In sehr vielen Fachgruppen liegen der Hochrechnung zufolge deutlich mehr als zehn Prozent der Ärzte über der Regressgrenze. Gesetzlich vorgesehen ist, dass nicht mehr als fünf Prozent geprüft werden.
Die Richtgrößen-Senkung trifft laut KV fast alle Fachgruppen. Anästhesisten, Augenärzte, Nervenärzte und Reha-Mediziner profitieren zum Teil. Einige Fachgruppen wurden für die neue Richtgrößensystematik neu gebildet.
So waren bisher alle Internisten zusammengefasst. Nun gibt es für jeden Schwerpunkt eigene Richtgrößen. Hier trifft es Kardiologen und Gastroenterologen besonders hart.
"Echte Bedrohung der medizinischen Versorgung"
Von einer "echten Bedrohung der medizinischen Versorgung" spricht Dr. Rolf Drossel, Vorsitzender des Vereins gastroenterologisch tätiger Internisten in Berlin. Betroffen seien vor allem Patienten mit chronisch-entzündlichen Darmerkrankungen und chronischen Lebererkrankungen.
Doch auch die Ärzte mit höheren Richtgrößen als bisher sind künftig nicht gegen Regresse gefeit. So steigen die Richtgrößen der Onkologen und Rheumatologen zwar um mehr als 400 Prozent. Dafür werden in diesen Fachgruppen aber bestimmte Praxisbesonderheiten nicht mehr anerkannt.
Das Schiedsamt ist mit seiner Entscheidung nach KV-Angaben voll dem Vorschlag der Krankenkassen gefolgt. Die Kassenverbände begrüßten den Schiedsspruch als "versorgungsgerechte Abbildung der Verordnungskosten". Die Senkung bei Allgemeinmedizinern und Kinderärzten sehen sie durch Preissenkungen der letzten Jahre gerechtfertigt.

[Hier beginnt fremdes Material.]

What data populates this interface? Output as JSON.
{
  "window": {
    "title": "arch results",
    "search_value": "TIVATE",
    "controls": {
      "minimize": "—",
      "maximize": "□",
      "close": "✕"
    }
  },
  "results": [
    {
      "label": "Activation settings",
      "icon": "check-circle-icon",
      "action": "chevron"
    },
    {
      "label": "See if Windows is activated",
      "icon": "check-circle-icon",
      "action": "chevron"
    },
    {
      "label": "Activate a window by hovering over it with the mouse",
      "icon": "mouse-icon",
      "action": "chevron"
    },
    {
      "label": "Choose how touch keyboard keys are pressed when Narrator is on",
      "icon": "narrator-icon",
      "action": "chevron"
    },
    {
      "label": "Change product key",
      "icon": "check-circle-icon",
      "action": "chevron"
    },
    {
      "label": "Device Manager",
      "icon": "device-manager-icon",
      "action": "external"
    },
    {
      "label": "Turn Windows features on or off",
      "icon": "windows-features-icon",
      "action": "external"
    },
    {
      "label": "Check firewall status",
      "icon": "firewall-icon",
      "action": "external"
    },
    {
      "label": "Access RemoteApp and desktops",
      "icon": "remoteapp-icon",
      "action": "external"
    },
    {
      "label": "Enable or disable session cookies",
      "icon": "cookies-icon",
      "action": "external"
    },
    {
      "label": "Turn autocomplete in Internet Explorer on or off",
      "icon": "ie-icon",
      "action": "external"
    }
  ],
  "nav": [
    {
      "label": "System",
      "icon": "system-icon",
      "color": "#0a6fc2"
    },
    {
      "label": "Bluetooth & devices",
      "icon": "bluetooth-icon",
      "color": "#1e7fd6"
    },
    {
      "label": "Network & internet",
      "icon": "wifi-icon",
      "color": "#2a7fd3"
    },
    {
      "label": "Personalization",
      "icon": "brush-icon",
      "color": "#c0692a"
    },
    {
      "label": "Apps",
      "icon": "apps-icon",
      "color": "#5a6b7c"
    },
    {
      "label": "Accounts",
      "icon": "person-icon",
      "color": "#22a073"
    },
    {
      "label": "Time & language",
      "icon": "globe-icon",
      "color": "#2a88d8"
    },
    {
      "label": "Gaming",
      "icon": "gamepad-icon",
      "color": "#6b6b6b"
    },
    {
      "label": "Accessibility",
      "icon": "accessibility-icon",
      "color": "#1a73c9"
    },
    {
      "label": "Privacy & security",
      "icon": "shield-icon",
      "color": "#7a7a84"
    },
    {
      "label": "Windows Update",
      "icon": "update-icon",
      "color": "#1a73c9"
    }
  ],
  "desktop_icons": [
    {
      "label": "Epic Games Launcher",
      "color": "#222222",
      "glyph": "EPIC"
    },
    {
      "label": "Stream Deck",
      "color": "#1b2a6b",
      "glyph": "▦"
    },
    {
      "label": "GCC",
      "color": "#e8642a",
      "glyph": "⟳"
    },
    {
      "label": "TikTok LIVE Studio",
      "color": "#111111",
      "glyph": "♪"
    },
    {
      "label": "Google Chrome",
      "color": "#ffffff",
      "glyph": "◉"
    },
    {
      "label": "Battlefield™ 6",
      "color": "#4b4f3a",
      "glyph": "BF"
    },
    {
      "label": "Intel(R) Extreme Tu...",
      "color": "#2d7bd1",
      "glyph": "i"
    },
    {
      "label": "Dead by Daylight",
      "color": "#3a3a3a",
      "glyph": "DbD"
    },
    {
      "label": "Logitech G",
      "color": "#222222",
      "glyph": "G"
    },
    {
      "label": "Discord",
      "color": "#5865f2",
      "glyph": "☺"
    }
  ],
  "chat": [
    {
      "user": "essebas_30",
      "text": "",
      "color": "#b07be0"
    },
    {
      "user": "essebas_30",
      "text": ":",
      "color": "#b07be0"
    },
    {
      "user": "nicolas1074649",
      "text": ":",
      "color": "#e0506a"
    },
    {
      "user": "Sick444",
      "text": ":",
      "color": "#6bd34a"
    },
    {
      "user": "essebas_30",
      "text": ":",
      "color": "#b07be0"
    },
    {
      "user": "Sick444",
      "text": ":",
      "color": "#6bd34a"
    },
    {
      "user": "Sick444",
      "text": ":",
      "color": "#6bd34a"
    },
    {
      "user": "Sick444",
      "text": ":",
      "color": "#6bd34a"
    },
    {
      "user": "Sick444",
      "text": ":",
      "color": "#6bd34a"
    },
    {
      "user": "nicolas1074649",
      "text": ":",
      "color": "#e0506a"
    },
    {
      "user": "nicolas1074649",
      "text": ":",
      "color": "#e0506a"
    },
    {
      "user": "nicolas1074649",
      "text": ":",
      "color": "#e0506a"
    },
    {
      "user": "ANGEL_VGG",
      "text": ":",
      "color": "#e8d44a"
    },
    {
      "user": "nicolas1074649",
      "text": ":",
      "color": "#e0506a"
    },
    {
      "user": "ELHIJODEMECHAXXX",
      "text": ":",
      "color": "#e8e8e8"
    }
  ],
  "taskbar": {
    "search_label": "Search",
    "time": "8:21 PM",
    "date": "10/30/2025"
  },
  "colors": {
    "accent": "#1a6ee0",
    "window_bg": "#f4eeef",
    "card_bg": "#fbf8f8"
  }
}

KV-Chefin Dr. Prehn: Ergebnis unverständlich
Als "katastrophal für die Patienten" wertet dagegen das für Arzneimittel zuständige Vorstandsmitglied Burkhard Bratzke den Schiedsspruch. KV-Chefin Dr. Angelika Prehn bezeichnete das Ergebnis als enttäuschend und unverständlich.
"Jeder Griff zum Rezeptblock bedeutet für einen Vertragsarzt in Berlin künftig eine konkrete Regressgefahr. Es kann doch nicht sein, dass selbst ein Arzt, der bisher wirtschaftlich verordnet hat, nun für diese Medikamente selbst bezahlen soll", sagte Prehn. Sie geht davon aus, dass viele spezialisierte Behandlungen und die Verordnungen teurer Medikamente wieder in die Kliniken verlagert werden.